One of the most useful questions in any language is ‘Why?’ It’s one of the fundamental metaphysical questions that we spend most of our lives wrestling with and one of the first question words we produce as our first language emerges as young children.
Why? is also at the root of our ability to think critically, but all too often we settle for the first and most obvious answer, when instead, like young children we should continue to question and dig deeper into the underlying causes and motivations behind actions.
In a recent webinar on Emotional Intelligence and Coaching, I included a technique that I borrowed from product development and showed how this technique could be used in the teaching and teacher training classroom. The ‘5 whys’ technique originally came from Sakichi Toyoda the founder of the Toyota manufacturing company and was a method used to analyse production failures and find the root causes, but we can just as usefully implement it in our teaching and training to encourage our students and trainee teachers to think more carefully about what happens in the classroom and the world around them.
The technique is simple. Just like my small daughter, you ask ‘Why?’ and after each explanation, you continue to ask ‘Why?’ and this takes you into deeper levels of causation.
An example from the training classroom may be that you observe a class in which some of the students fail to understand the instructions of a task and so they do the wrong task or do it in the wrong way. So let’s ask 5 times why that happened.
Q: Why were the students doing the wrong activity?
A: Because they misunderstood the instructions.
Q: Why did they misunderstand the instructions?
A: Because they were too long and complex.
Q: Why were they too long and complex?
A: Because I used complex vocabulary and long sentences.
Q: Why did you use complex vocabulary and long sentences?
A: Because I hadn’t thought the instructions out before the class.

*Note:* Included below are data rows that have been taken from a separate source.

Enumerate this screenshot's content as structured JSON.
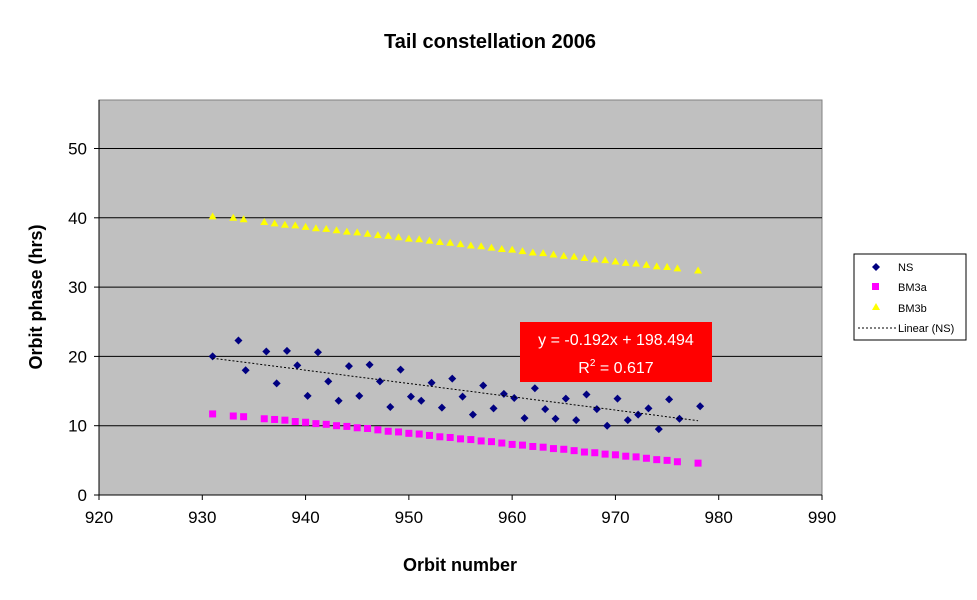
{
  "chart_data": {
    "type": "scatter",
    "title": "Tail constellation 2006",
    "xlabel": "Orbit number",
    "ylabel": "Orbit phase (hrs)",
    "xlim": [
      920,
      990
    ],
    "ylim": [
      0,
      57
    ],
    "xticks": [
      920,
      930,
      940,
      950,
      960,
      970,
      980,
      990
    ],
    "yticks": [
      0,
      10,
      20,
      30,
      40,
      50
    ],
    "grid": "horizontal",
    "legend_position": "right",
    "plot_background": "#c0c0c0",
    "series": [
      {
        "name": "NS",
        "marker": "diamond",
        "color": "#000080",
        "x": [
          931,
          933.5,
          934.2,
          936.2,
          937.2,
          938.2,
          939.2,
          940.2,
          941.2,
          942.2,
          943.2,
          944.2,
          945.2,
          946.2,
          947.2,
          948.2,
          949.2,
          950.2,
          951.2,
          952.2,
          953.2,
          954.2,
          955.2,
          956.2,
          957.2,
          958.2,
          959.2,
          960.2,
          961.2,
          962.2,
          963.2,
          964.2,
          965.2,
          966.2,
          967.2,
          968.2,
          969.2,
          970.2,
          971.2,
          972.2,
          973.2,
          974.2,
          975.2,
          976.2,
          978.2
        ],
        "y": [
          20.0,
          22.3,
          18.0,
          20.7,
          16.1,
          20.8,
          18.7,
          14.3,
          20.6,
          16.4,
          13.6,
          18.6,
          14.3,
          18.8,
          16.4,
          12.7,
          18.1,
          14.2,
          13.6,
          16.2,
          12.6,
          16.8,
          14.2,
          11.6,
          15.8,
          12.5,
          14.6,
          14.0,
          11.1,
          15.4,
          12.4,
          11.0,
          13.9,
          10.8,
          14.5,
          12.4,
          10.0,
          13.9,
          10.8,
          11.6,
          12.5,
          9.5,
          13.8,
          11.0,
          12.8
        ]
      },
      {
        "name": "BM3a",
        "marker": "square",
        "color": "#ff00ff",
        "x": [
          931,
          933,
          934,
          936,
          937,
          938,
          939,
          940,
          941,
          942,
          943,
          944,
          945,
          946,
          947,
          948,
          949,
          950,
          951,
          952,
          953,
          954,
          955,
          956,
          957,
          958,
          959,
          960,
          961,
          962,
          963,
          964,
          965,
          966,
          967,
          968,
          969,
          970,
          971,
          972,
          973,
          974,
          975,
          976,
          978
        ],
        "y": [
          11.7,
          11.4,
          11.3,
          11.0,
          10.9,
          10.8,
          10.6,
          10.5,
          10.3,
          10.2,
          10.0,
          9.9,
          9.7,
          9.6,
          9.4,
          9.2,
          9.1,
          8.9,
          8.8,
          8.6,
          8.4,
          8.3,
          8.1,
          8.0,
          7.8,
          7.7,
          7.5,
          7.3,
          7.2,
          7.0,
          6.9,
          6.7,
          6.6,
          6.4,
          6.2,
          6.1,
          5.9,
          5.8,
          5.6,
          5.5,
          5.3,
          5.1,
          5.0,
          4.8,
          4.6
        ]
      },
      {
        "name": "BM3b",
        "marker": "triangle",
        "color": "#ffff00",
        "x": [
          931,
          933,
          934,
          936,
          937,
          938,
          939,
          940,
          941,
          942,
          943,
          944,
          945,
          946,
          947,
          948,
          949,
          950,
          951,
          952,
          953,
          954,
          955,
          956,
          957,
          958,
          959,
          960,
          961,
          962,
          963,
          964,
          965,
          966,
          967,
          968,
          969,
          970,
          971,
          972,
          973,
          974,
          975,
          976,
          978
        ],
        "y": [
          40.2,
          40.0,
          39.8,
          39.4,
          39.2,
          39.0,
          38.9,
          38.7,
          38.5,
          38.4,
          38.2,
          38.0,
          37.9,
          37.7,
          37.5,
          37.4,
          37.2,
          37.0,
          36.9,
          36.7,
          36.5,
          36.4,
          36.2,
          36.0,
          35.9,
          35.7,
          35.5,
          35.4,
          35.2,
          35.0,
          34.9,
          34.7,
          34.5,
          34.4,
          34.2,
          34.0,
          33.9,
          33.7,
          33.5,
          33.4,
          33.2,
          33.0,
          32.9,
          32.7,
          32.4
        ]
      }
    ],
    "trendline": {
      "name": "Linear (NS)",
      "slope": -0.192,
      "intercept": 198.494,
      "x_range": [
        931,
        978
      ],
      "style": "dotted",
      "color": "#000000",
      "equation_text": "y = -0.192x + 198.494",
      "r2_label": "R",
      "r2_exponent": "2",
      "r2_value_text": " = 0.617",
      "label_background": "#ff0000"
    }
  }
}
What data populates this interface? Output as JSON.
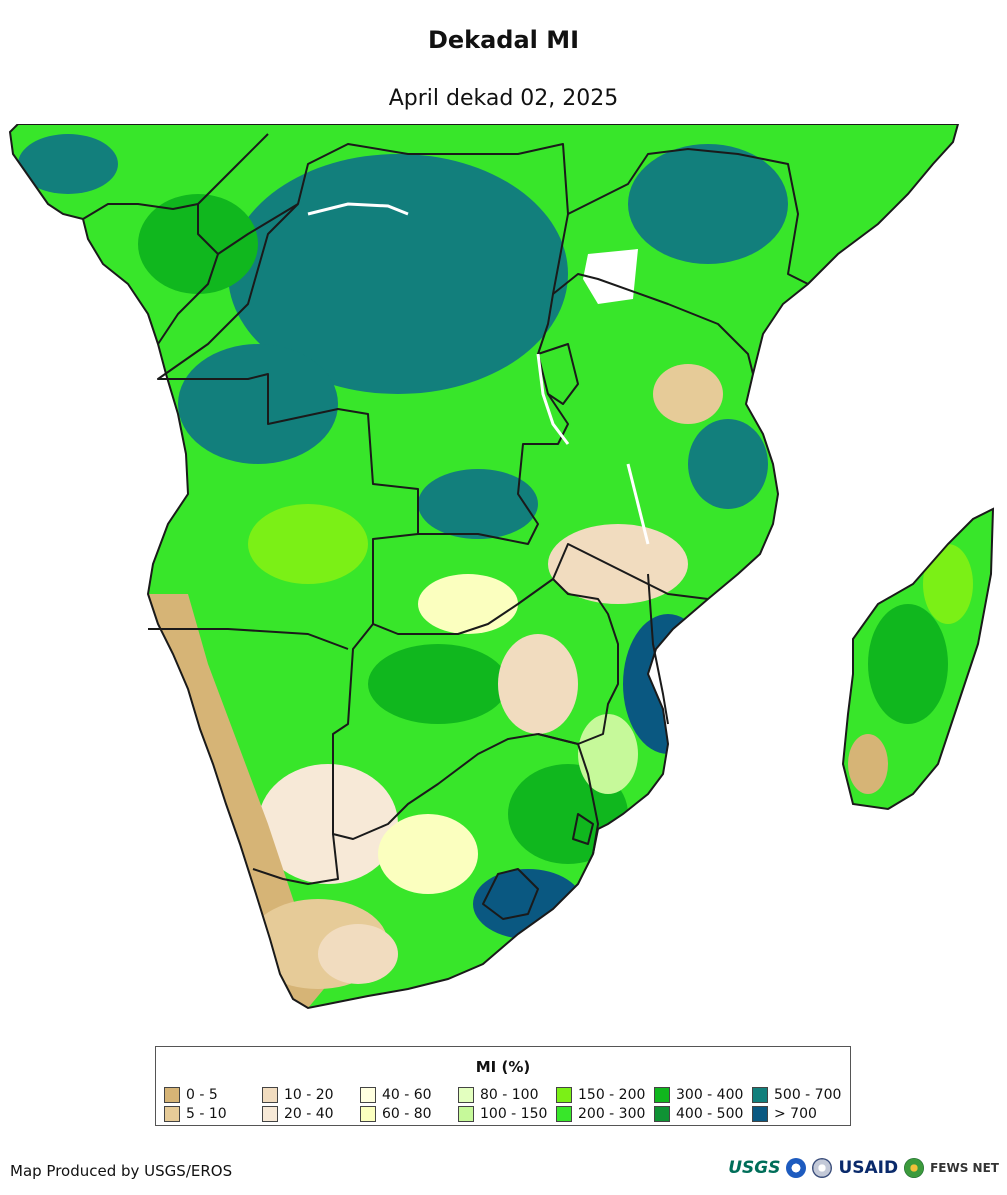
{
  "header": {
    "title": "Dekadal MI",
    "subtitle": "April dekad 02, 2025"
  },
  "map": {
    "region": "Southern Africa",
    "variable": "MI (%)"
  },
  "legend": {
    "title": "MI (%)",
    "items": [
      {
        "label": "0 - 5",
        "color": "#d6b476"
      },
      {
        "label": "5 - 10",
        "color": "#e6cb98"
      },
      {
        "label": "10 - 20",
        "color": "#f1dcbf"
      },
      {
        "label": "20 - 40",
        "color": "#f7e9d7"
      },
      {
        "label": "40 - 60",
        "color": "#ffffe0"
      },
      {
        "label": "60 - 80",
        "color": "#fbffbf"
      },
      {
        "label": "80 - 100",
        "color": "#e3ffbf"
      },
      {
        "label": "100 - 150",
        "color": "#c6f99a"
      },
      {
        "label": "150 - 200",
        "color": "#7bf016"
      },
      {
        "label": "200 - 300",
        "color": "#38e62a"
      },
      {
        "label": "300 - 400",
        "color": "#10b71e"
      },
      {
        "label": "400 - 500",
        "color": "#0f9234"
      },
      {
        "label": "500 - 700",
        "color": "#127f7c"
      },
      {
        "label": "> 700",
        "color": "#0a5881"
      }
    ]
  },
  "footer": {
    "credit": "Map Produced by USGS/EROS",
    "logos": {
      "usgs": "USGS",
      "usaid": "USAID",
      "fews": "FEWS NET",
      "noaa_icon": "noaa-logo-icon",
      "usaid_seal_icon": "usaid-seal-icon",
      "fews_icon": "fews-globe-icon"
    }
  }
}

Q: Why hadn’t you thought out the instructions before the class?
A: Because ….
As you can see from this dialogue, by continuing to dig you can extract much more actionable information about real causes.
So how can you apply this with students?
You can encourage students to look more closely at the motivation of characters in stories or people in the news. For example, we can ask questions about Goldilocks:
Q: Why were the three bears angry with Goldilocks?
A: Because she ate their porridge and broke their furniture?
Q: Why did she break their furniture?
A: Because she was too big?
Q: Why was she too big?
A: Because the furniture was made for a small bear.
Q: Why was the furniture made for a small bear?
A: Because it was in the bears’ house?
Q: Why was Goldilocks in the house?
A: Because …
You can encourage students to do this form of questioning in pairs. Either one student can ask the questions and the other answer, or they can take turns to answer then ask.
Another way of using this technique is to look for alternative answers and then build the possibilities out like a mind map with the initial question at the centre, then students or trainee teachers can decide which alternative is most likely.
This example is based around a teacher training scenario in which the teacher feels the students are bored. In the example, you can see that I have put the main problem at the centre and the initial possible causes around it. I’ve started mapping out the possible reasons behind why this happened.
You can use this technique to get trainee teachers or even students looking at classroom related problems.
We can use the technique to get students to think more critically about the news or why someone has published certain news items.
As you can see, the question ‘Why?’ is fundamental to understanding and encouraging curiosity, but all too often we are willing to accept the first answer we are offered without digging deeper to the root causes. Using and teaching this technique can really help us to build a more inquisitive learning experience and deeper view of the world for our students.